The November 2022 update of Map Viewer really expands our options for aggregating geographic data on-the-fly and gives us a lot more control over the process. One of the most common challenges in mapping is how to fit a very large and complex world onto a small screen. For example, if we tried to map all 330 million Americans as individual points, our maps would be an illegible and unwieldy mess of points. Instead, cartographers have long relied on spatial aggregation to make thematic maps work: Those 330 million individuals become transformed into summary statistics reported by county or state and visualized as a choropleth map. Or millions of credit card transactions start to make sense when viewed as clusters or as a heat map. In other words, sometimes we must take a step back from our data to see it clearly. This is why spatial aggregation is at the heart of thematic mapping.

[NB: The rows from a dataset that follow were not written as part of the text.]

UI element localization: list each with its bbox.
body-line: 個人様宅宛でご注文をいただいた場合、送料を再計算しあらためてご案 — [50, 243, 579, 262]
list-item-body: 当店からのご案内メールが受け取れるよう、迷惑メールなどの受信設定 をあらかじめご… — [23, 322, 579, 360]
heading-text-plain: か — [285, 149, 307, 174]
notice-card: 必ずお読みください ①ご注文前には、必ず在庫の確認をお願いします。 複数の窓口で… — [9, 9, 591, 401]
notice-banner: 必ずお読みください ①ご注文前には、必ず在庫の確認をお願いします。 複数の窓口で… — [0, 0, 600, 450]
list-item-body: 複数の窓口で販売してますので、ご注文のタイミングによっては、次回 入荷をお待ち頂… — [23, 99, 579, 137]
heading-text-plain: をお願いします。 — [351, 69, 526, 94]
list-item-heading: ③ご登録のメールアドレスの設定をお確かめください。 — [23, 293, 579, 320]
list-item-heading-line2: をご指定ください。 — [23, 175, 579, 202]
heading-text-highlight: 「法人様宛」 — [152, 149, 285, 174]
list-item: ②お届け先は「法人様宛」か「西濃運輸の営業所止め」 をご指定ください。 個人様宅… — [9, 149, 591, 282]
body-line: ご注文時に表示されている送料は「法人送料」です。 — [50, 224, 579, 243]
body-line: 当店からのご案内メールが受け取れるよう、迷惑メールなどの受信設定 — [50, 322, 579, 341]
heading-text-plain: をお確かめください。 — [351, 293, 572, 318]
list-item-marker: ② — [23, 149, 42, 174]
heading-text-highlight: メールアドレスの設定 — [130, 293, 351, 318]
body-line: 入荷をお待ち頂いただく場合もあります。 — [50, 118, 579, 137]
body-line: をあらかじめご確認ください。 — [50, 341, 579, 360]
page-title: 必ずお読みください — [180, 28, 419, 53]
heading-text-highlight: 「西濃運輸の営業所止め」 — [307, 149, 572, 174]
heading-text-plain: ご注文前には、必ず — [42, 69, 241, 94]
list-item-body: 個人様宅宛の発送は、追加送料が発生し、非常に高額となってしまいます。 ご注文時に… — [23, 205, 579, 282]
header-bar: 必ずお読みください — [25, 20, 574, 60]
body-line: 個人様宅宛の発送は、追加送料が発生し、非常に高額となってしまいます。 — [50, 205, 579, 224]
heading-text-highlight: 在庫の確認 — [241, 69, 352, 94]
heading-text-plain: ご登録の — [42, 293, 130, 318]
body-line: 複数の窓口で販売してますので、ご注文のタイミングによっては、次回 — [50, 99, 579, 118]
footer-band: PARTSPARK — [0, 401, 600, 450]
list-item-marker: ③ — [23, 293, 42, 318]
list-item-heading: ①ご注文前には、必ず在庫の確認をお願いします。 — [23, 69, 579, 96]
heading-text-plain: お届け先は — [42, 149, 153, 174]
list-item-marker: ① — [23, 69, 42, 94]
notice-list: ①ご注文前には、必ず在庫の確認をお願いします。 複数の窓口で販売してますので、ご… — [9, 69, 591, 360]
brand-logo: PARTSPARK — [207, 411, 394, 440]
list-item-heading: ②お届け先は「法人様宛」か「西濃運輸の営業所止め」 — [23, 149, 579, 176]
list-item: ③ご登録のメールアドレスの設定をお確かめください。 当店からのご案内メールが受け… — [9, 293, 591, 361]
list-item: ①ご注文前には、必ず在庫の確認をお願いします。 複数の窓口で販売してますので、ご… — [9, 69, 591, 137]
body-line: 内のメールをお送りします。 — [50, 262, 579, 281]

With traditional GIS, aggregation is often seen as a data pre-processing step. Before mapping, analysts would often derive new geographies and/or calculate new fields (which can be computationally expensive). But Web GIS has evolved so quickly we can now do on-the-fly spatial aggregation.
This is a big deal because it lets us explore how the stories our data tell change when we apply different spatial lenses to our work.
Geographers have long worried that the spatial scale at which you map the world will often alter what you think you’ve discovered; 1m pixels vs 30m pixels? Postal codes vs Provinces? As a result, best practices often involved re-running your work at multiple spatial scales to see “how stable the signal is”. But that is time consuming. Which is why the speed and flexibility of the new aggregation methods in Map Viewer are a big help.
New Renderers, Summary Stats, Projections and Tons More Control
While clustering and heat maps are two great approaches to spatial aggregation—and have been available in Map Viewer for a few years now—with this update things get taken to an entirely new level.
- There are two new renderer types: Binning and Clustering (charts) both of which expand our cartographic toolkit.
- Clustering has been thoroughly updated and authors have much more control over the styling of their clusters. This has been a top request from customers.
- Clustering now works on different map projections, which is great news if you’re working with something other than Web Mercator.
- Aggregation summary statistics (mean, min, max, mode) are now automatically calculated for bins and clusters. This means you can skip having to write Arcade expressions to extract those meaningful data. We can now move beyond just mapping the counts of things to showing things like the mean or sum or predominance of those bins or clusters.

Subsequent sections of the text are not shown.